Computer-executable instructions can be retrieved from transitory
media, and stored on and retrieved from non-transitory media. The
executable instructions can originate from one or more of any
programming, scripting, and machine languages (e.g., C, C++, C#,
Java, Visual Basic, Python, Perl, JavaScript, and others).
[0112] Processor(s) 1210 can execute under any operating system
(OS) (not shown), in a native or virtual environment. One or more
applications can be deployed that include logic unit 955,
application programming interface (API) unit 1260, input unit 1265,
output unit 1270, heuristic index generating unit 1275, similarity
determining unit 1280, enterprise data graph generating unit 1285,
analytical graphics unit 1290 and inter-unit communication
mechanism 1295 for the different units to communicate with each
other, with the OS, and with other applications (not shown). For
example, heuristic index generating unit 1275, similarity
determining unit 1280, enterprise data graph generating unit 1285,
and analytical graphics unit 1290 may implement one or more
processes shown in FIGS. 2-10. The described units and elements can
be varied in design, function, configuration, or implementation and
are not limited to the descriptions provided.
[0113] In some example implementations, when API unit 1260 receives
information or an execution instruction, it may be communicated to
one or more other units (e.g., heuristic index generating unit
1275, similarity determining unit 1280, enterprise data graph
generating unit 1285, analytical graphics unit 1290, and query unit
1297). For example, when the heuristic index is generated via the
heuristic index generating unit 1275, the heuristic index may be
provided to the similarity-determining unit 1280 to determine
similarities between different entities. Additionally, the
similarity determining unit 1280 may provide the similarities to
the enterprise data graph generating unit 1285 for use in
generating the enterprise data graph. Further, the enterprise data
graph generating unit 1285 may be provided to the analytical
graphics unit 1290 to generate representative data analytical
graphics that are displayed using the output unit 1270.

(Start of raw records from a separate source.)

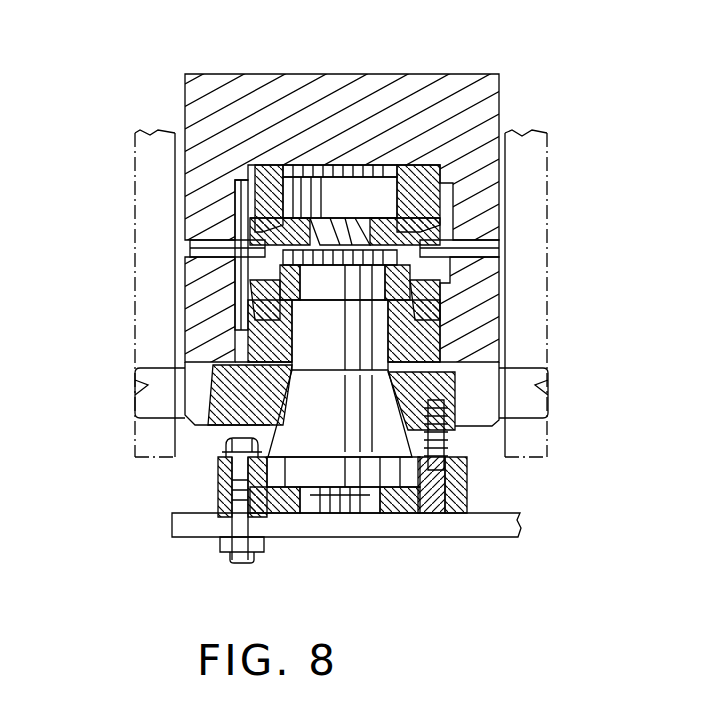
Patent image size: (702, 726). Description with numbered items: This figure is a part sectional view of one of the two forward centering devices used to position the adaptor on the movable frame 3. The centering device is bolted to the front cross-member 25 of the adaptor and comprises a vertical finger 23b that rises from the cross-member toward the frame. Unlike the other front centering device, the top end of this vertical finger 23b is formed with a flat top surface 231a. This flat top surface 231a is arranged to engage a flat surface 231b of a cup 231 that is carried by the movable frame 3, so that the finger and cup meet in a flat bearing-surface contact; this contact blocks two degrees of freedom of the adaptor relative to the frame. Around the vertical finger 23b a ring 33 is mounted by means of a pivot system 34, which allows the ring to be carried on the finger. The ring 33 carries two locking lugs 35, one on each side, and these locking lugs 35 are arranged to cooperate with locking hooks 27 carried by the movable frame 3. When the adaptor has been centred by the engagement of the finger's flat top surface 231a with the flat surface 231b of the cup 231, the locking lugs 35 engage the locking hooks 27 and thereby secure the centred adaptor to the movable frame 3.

The movable frame 3 is at (440, 75).
The locking hooks 27 is at (155, 150).
The cup 231 is at (242, 222).
The flat top surface 231a is at (232, 255).
The flat surface 231b is at (497, 242).
The vertical finger 23b is at (420, 285).
The pivot system 34 is at (294, 316).
The locking lugs 35 is at (133, 408).
The ring 33 is at (208, 432).
The front cross-member 25 is at (315, 520).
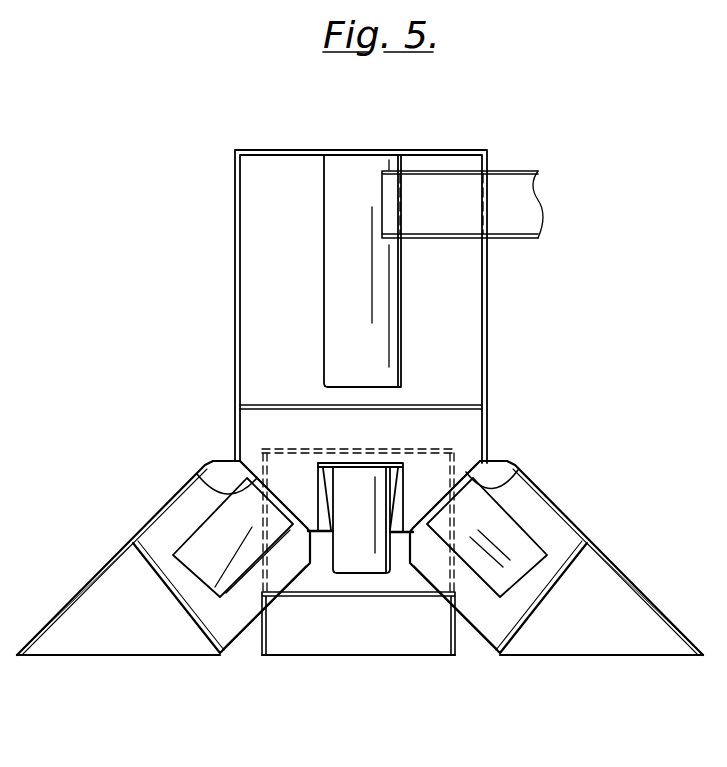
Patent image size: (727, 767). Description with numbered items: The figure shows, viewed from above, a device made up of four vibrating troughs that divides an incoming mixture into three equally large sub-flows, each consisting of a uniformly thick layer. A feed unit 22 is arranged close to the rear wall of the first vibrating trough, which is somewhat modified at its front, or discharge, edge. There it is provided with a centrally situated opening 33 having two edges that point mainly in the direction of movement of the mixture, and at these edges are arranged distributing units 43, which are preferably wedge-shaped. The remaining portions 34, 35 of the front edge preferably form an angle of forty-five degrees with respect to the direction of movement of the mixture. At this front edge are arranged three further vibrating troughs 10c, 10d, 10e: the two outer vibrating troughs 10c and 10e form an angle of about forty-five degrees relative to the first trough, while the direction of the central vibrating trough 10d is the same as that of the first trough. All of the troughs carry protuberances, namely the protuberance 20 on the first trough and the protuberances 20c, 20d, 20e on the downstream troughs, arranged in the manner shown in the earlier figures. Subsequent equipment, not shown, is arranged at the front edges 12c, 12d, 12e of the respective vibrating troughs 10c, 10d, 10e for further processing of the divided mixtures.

The protuberance 20 is at (390, 297).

[0114] In some instances, the logic unit 1255 may be configured to
control the information flow among the units and direct the
services provided by API unit 1260, input unit 1265, output unit
1270, heuristic index generating unit 1275, similarity determining
unit 1280, enterprise data graph generating unit 1285, and
analytical graphics unit 1290 in some example implementations
described above. For example, the flow of one or more processes or
implementations may be controlled by logic unit 1255 alone or in
conjunction with API unit 1260. The query unit 1297 coordinates
with the API unit 1260, logic unit 1255, and similarity determining
unit 1280 to form and execute queries in respective data
repositories.
[0115] Although a few example implementations have been shown and
described, these example implementations are provided to convey the
subject matter described herein to people who are familiar with
this field. It should be understood that the subject matter
described herein may be implemented in various forms without being
limited to the described example implementations. The subject
matter described herein can be practiced without those specifically
defined or described matters or with other or different elements or
matters not described. It will be appreciated by those familiar
with this field that changes may be made in these example
implementations without departing from the subject matter described
herein as defined in the appended claims and their equivalents.
* * * * *